7
Sirviéndose de la luz del teléfono de Sandra, se pusieron a buscar el punto donde el desconocido había excavado.
—Aquí es —anunció Marcus.
Ambos se inclinaron sobre un pequeño montón de tierra recién removida.
El penitenciario sacó del bolsillo de la americana un guante de látex y se lo puso. A continuación empezó a apartar la tierra, lentamente y con cuidado. Sandra observaba la operación con impaciencia, iluminando el sitio con el móvil. Poco después, Marcus se detuvo.
—Y bien, ¿por qué no sigues? —preguntó la policía.
—Aquí no hay nada.
—Pero habías dicho que…
—Lo sé —la interrumpió con calma—. No lo entiendo: la tierra está removida, tú también lo has visto.
Se pusieron de pie y se quedaron en silencio. Marcus temía que Sandra volviera a preguntarle qué estaba haciendo allí. Para no levantar sospechas, se obligó a dejar a un lado esos pensamientos.
—¿Qué sabes de este asunto?
Pareció que ella dudaba un momento, pensando en lo que tenía que hacer.
—No estás obligada a decírmelo. Pero quizá pueda echarte una mano.
—¿De qué manera? —preguntó, suspicaz.
—Intercambio de información.
Sandra sopesó la propuesta. Había visto al penitenciario en acción dos años atrás, sabía que era bueno y que veía las cosas de manera distinta a un policía. No era capaz de «fotografiar el vacío» como ella con su réflex, pero podía detectar el rastro invisible que el mal dejaba en las cosas. De modo que decidió confiar en él y empezó a hablarle de los dos chicos y del increíble epílogo de esa mañana, con Diana Delgaudio todavía viva a pesar de la profunda herida y del frío de la noche invernal.
—¿Puedo ver las fotos? —preguntó Marcus.
Una vez más, Sandra se puso tensa.
—Si quieres saber lo que ha ocurrido esta noche y qué estaba haciendo aquí ese tipo, tienes que mostrarme las imágenes de la escena del crimen.

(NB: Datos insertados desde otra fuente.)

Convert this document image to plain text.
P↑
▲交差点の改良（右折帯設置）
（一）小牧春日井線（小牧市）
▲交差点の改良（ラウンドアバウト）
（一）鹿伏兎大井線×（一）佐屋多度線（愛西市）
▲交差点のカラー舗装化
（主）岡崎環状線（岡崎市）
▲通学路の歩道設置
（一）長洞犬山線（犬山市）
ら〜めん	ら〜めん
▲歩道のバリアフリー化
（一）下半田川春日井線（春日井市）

Poco después, Sandra regresó de su coche con un par de linternas y una tableta. Marcus extendió la mano. Pero ella, antes de entregársela, quiso dejar las cosas claras.
—Estoy violando el reglamento, y también la ley.
Seguidamente le pasó la tableta junto con una linterna.
El penitenciario miró las primeras fotos. Aparecía el árbol donde el asesino se había apostado.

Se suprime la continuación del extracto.